Quando essa ideia entra em colapso, porém, perdemos tudo. De repente, surge o
pensamento: não estamos sozinhos. A partir daí tudo começa a desmoronar.
Você tenta dizer para os outros,
mostrar-lhes a realidade. Que há muito mais no céu estrelado do que podemos
ver. Mas não, você é o louco. Óbvio que você está errado, que a maciça maioria
está certa, ela tem que estar certa.
“Não fuja da caverna, você não sabe o que há lá fora”.
O descrédito te consome. Me consome.
Você começa a se questionar. Será real isso o que eu sinto? As memórias enganam. A autossugestão é a
morte da certeza. A angústia vem devagar, e, quando você percebe, é ela quem
está no controle. Você se dilacera por dentro, perdido num labirinto sem saída
– e sem entrada. Enquanto a sua carne descola dos ossos, enquanto suas
entranhas dissolvem-se em rancor, os olhares cegos atravessam sua presença, e
você se acostuma com a solidão. No fim, estou encolhido no fundo da minha
cabeça, sem mais sangue para sangrar. Tudo o que sobra é apenas a certeza da
existência, a maldição cartesiana a qual todos nós somos presos.

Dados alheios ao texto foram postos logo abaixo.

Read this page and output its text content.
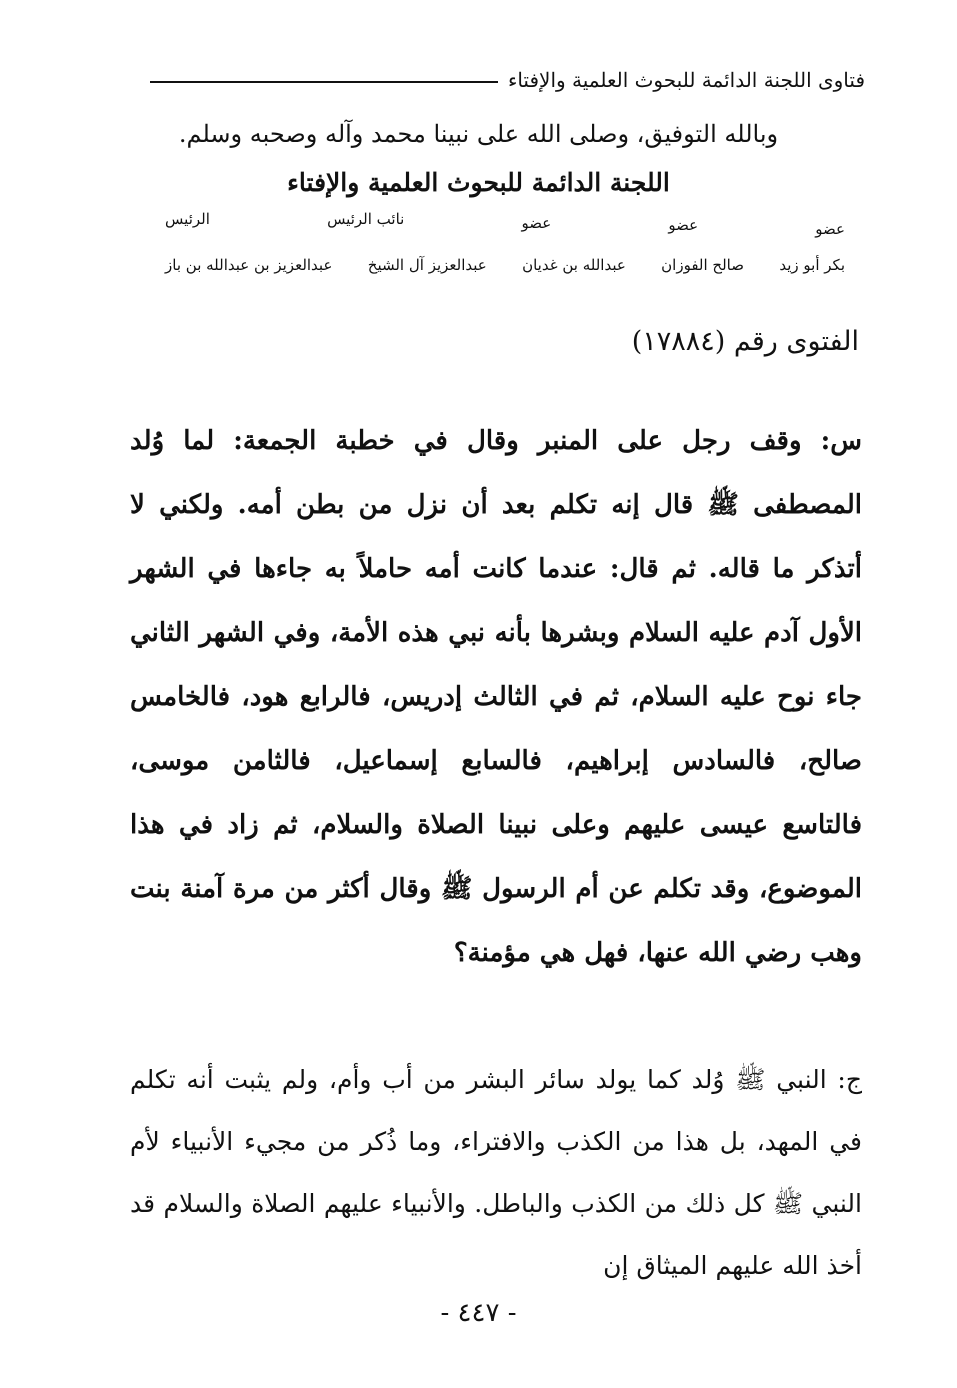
فتاوى اللجنة الدائمة للبحوث العلمية والإفتاء
وبالله التوفيق، وصلى الله على نبينا محمد وآله وصحبه وسلم.
اللجنة الدائمة للبحوث العلمية والإفتاء
عضو
عضو
عضو
نائب الرئيس
الرئيس
بكر أبو زيد
صالح الفوزان
عبدالله بن غديان
عبدالعزيز آل الشيخ
عبدالعزيز بن عبدالله بن باز
الفتوى رقم (١٧٨٨٤)

س: وقف رجل على المنبر وقال في خطبة الجمعة: لما وُلد المصطفى ﷺ قال إنه تكلم بعد أن نزل من بطن أمه. ولكني لا أتذكر ما قاله. ثم قال: عندما كانت أمه حاملاً به جاءها في الشهر الأول آدم عليه السلام وبشرها بأنه نبي هذه الأمة، وفي الشهر الثاني جاء نوح عليه السلام، ثم في الثالث إدريس، فالرابع هود، فالخامس صالح، فالسادس إبراهيم، فالسابع إسماعيل، فالثامن موسى، فالتاسع عيسى عليهم وعلى نبينا الصلاة والسلام، ثم زاد في هذا الموضوع، وقد تكلم عن أم الرسول ﷺ وقال أكثر من مرة آمنة بنت وهب رضي الله عنها، فهل هي مؤمنة؟

ج: النبي ﷺ وُلد كما يولد سائر البشر من أب وأم، ولم يثبت أنه تكلم في المهد، بل هذا من الكذب والافتراء، وما ذُكر من مجيء الأنبياء لأم النبي ﷺ كل ذلك من الكذب والباطل. والأنبياء عليهم الصلاة والسلام قد أخذ الله عليهم الميثاق إن

- ٤٤٧ -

E então descubro que você nunca esteve aqui. Que nada disso
foi real. Que você foi apenas um
conjunto de luzes e cheiros que meu cérebro idiota interpretou mal. Que você não passava de um reflexo
distorcido, um reflexo meu. Algo que
eu queria tanto a ponto de criar, a ponto de acreditar ser real.
(A autossugestão é a morte da certeza)
O
problema sempre sou eu; afinal, sou
minha única certeza. Estou preso, sozinho, em espaço vazio.
Sothis.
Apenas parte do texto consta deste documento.